Question:
Exercise 1.1.8 Recall that $\mu_3$ denotes the complex cube root of unity $e^{2\pi i/3}$. Show that $$\begin{pmatrix} 0 & -1\\ 1 & 0\end{pmatrix} \mu_3 = \mu_3 +1$$ and by periodicity $$g_2(\begin{pmatrix} 0 & -1\\ 1 & 0\end{pmatrix} \mu_3) = g_2(\mu_3).$$ Show that by modularity also $$g_2(\begin{pmatrix} 0 & -1\\ 1 & 0\end{pmatrix} \mu_3) = \mu_3^4 g_2(\mu_3)$$ and therefore $g_2(\mu_3)=0$. Conclude that $g_3(\mu_3) \neq 0$ and $j(\mu_3) =0$. Argue similarly to show that $g_3(i) =0$, $g_2(i) \neq 0$ and $j(i) = 1728$.

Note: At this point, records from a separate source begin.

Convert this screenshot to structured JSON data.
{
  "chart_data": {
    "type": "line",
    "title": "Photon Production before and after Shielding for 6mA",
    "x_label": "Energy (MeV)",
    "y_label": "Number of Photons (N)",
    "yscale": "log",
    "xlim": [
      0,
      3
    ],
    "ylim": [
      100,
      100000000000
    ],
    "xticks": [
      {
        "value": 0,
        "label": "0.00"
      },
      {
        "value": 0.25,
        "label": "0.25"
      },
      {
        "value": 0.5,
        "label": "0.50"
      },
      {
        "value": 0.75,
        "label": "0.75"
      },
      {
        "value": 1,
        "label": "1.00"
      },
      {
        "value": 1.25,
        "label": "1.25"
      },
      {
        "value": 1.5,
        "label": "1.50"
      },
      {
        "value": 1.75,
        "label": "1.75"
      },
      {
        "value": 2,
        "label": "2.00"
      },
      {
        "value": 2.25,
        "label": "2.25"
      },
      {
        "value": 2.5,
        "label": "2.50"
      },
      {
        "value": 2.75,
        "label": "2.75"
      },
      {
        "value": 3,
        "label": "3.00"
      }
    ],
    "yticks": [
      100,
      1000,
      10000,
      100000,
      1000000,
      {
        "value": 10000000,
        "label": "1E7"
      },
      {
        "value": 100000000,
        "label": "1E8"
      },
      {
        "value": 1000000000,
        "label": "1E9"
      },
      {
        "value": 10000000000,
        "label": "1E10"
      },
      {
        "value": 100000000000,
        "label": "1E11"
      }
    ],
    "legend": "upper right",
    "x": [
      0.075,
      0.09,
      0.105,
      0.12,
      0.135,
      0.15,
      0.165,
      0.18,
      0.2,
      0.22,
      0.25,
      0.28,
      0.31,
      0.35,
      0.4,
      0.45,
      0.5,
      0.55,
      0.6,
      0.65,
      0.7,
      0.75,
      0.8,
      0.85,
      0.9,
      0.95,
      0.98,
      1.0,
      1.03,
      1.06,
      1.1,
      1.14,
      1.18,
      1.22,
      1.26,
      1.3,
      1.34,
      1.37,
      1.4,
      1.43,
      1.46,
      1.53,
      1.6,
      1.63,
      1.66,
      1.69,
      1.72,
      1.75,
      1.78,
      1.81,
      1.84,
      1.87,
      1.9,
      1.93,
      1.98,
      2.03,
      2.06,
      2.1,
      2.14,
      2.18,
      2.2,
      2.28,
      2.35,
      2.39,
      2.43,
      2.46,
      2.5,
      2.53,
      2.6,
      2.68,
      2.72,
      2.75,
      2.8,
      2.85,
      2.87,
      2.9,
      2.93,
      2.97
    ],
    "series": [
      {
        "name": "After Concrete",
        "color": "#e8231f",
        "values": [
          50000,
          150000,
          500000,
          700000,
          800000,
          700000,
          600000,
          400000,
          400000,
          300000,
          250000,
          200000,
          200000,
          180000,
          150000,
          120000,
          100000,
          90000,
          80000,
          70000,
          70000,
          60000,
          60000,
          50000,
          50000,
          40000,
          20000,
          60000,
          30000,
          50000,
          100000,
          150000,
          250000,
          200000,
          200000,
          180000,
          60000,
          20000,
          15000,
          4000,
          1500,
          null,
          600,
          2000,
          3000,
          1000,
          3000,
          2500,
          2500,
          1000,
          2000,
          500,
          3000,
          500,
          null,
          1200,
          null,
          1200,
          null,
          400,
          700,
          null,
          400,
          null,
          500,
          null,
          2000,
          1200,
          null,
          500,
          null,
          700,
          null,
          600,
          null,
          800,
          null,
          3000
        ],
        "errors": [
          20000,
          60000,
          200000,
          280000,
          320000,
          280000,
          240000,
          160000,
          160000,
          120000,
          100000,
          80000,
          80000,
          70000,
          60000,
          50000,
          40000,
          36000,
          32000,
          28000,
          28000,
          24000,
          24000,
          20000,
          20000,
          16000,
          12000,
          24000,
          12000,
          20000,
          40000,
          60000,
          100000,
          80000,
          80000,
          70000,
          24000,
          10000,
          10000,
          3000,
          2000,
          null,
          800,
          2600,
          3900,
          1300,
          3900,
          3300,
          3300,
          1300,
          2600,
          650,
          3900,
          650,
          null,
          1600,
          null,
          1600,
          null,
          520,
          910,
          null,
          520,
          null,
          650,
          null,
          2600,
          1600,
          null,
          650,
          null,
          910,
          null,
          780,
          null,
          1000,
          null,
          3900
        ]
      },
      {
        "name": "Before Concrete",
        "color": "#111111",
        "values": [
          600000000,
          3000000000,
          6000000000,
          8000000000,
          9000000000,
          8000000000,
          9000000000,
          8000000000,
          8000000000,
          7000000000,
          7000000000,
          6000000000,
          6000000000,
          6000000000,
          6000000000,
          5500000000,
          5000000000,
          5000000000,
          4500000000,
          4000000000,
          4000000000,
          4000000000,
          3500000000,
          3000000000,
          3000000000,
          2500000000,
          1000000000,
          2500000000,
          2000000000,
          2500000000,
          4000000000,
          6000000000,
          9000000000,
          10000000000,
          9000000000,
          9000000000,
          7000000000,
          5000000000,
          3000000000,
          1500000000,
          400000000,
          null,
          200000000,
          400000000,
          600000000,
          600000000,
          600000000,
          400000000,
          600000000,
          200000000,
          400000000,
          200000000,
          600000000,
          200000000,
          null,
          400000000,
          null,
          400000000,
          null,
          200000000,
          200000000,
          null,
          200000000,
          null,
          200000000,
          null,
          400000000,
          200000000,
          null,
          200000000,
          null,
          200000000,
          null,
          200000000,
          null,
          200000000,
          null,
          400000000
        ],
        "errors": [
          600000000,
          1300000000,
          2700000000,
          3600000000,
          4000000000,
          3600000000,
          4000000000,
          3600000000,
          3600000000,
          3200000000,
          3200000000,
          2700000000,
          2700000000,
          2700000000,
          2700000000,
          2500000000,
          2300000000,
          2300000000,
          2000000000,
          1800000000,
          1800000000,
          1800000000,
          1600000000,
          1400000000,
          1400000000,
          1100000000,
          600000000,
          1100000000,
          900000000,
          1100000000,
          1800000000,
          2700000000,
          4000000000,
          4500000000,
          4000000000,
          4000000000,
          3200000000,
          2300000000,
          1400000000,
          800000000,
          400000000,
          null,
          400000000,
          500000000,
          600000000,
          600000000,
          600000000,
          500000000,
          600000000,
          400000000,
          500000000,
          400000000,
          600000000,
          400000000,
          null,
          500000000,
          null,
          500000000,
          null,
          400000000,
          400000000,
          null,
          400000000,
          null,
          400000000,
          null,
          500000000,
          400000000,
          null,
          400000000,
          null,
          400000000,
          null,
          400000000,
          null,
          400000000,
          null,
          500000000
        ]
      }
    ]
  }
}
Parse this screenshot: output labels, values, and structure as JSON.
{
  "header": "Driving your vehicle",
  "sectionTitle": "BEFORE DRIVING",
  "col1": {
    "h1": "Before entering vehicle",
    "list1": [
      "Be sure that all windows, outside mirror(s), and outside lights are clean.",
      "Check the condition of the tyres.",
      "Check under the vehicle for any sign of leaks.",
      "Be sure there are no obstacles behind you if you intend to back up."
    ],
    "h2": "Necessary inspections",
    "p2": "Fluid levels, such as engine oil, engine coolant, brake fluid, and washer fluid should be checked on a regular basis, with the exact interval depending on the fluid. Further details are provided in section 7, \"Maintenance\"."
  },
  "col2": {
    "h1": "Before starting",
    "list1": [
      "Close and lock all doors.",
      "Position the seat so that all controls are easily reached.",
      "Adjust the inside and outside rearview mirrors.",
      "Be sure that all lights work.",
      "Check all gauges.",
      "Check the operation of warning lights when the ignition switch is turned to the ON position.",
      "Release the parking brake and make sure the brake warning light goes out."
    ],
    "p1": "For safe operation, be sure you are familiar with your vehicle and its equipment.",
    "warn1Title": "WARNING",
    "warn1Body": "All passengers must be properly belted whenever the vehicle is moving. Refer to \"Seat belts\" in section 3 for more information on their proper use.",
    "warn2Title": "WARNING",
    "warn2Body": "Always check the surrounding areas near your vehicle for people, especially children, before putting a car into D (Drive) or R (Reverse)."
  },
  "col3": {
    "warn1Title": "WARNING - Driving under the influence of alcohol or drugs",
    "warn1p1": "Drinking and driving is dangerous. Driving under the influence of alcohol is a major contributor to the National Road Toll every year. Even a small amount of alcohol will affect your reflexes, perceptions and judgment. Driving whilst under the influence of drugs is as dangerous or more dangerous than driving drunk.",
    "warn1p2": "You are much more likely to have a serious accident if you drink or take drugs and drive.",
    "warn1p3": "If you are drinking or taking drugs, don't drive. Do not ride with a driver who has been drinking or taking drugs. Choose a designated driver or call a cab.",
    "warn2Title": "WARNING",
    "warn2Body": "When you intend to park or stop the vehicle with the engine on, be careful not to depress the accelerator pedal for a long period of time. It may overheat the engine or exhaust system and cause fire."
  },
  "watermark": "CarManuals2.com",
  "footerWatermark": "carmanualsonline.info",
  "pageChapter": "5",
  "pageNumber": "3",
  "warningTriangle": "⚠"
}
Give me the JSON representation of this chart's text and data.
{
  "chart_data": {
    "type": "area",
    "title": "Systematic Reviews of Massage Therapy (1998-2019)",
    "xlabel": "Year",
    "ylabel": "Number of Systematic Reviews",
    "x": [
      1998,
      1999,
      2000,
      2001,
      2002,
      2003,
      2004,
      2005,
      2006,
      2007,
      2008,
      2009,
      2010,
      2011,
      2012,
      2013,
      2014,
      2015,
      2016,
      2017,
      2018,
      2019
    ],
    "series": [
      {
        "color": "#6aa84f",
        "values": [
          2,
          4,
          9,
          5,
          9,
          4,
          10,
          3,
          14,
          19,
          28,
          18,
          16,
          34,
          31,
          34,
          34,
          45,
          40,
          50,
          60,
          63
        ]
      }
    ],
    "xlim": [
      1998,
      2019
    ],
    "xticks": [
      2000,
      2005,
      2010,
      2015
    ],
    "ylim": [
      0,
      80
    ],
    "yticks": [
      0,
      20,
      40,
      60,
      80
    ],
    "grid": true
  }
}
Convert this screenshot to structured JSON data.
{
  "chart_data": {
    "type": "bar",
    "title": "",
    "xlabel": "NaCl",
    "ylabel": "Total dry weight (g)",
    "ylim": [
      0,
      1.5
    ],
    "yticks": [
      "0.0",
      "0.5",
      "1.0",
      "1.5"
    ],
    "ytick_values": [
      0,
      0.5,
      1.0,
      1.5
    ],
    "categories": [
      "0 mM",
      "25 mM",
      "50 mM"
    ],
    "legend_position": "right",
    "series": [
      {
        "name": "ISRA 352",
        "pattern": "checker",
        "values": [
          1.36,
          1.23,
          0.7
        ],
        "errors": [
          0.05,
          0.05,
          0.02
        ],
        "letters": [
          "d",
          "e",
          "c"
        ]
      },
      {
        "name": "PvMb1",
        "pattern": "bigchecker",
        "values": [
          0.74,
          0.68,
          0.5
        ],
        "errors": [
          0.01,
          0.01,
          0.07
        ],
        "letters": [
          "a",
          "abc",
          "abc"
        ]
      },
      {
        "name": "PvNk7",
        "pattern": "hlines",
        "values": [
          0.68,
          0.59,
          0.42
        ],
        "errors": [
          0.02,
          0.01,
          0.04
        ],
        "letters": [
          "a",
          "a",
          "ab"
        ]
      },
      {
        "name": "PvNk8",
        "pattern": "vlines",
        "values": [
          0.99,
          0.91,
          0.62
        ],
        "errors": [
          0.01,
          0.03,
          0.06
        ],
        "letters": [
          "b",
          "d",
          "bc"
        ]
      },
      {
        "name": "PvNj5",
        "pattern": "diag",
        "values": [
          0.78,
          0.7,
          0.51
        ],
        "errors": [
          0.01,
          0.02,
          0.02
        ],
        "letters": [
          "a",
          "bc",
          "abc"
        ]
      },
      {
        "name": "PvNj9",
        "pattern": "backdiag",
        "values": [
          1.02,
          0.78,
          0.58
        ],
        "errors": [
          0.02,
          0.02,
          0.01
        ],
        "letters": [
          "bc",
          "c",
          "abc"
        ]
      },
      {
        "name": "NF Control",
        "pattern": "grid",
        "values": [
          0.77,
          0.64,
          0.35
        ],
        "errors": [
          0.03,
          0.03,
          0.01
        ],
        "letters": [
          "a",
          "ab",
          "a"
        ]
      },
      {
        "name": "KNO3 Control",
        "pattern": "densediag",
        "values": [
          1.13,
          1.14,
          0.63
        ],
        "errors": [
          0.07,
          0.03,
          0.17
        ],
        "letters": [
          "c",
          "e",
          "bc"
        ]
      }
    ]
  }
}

My attempt: I am able to show that $g_2(\mu_3) =0$ and $g_3(i) =0$. However, is there any way I can show that $g_3(\mu_3) \neq 0$ and $g_2(i) \neq 0$ without the use of the valence formula? Any hints are appreciated.
Source: Diamond and Shurman's A Fist Course in Modular Forms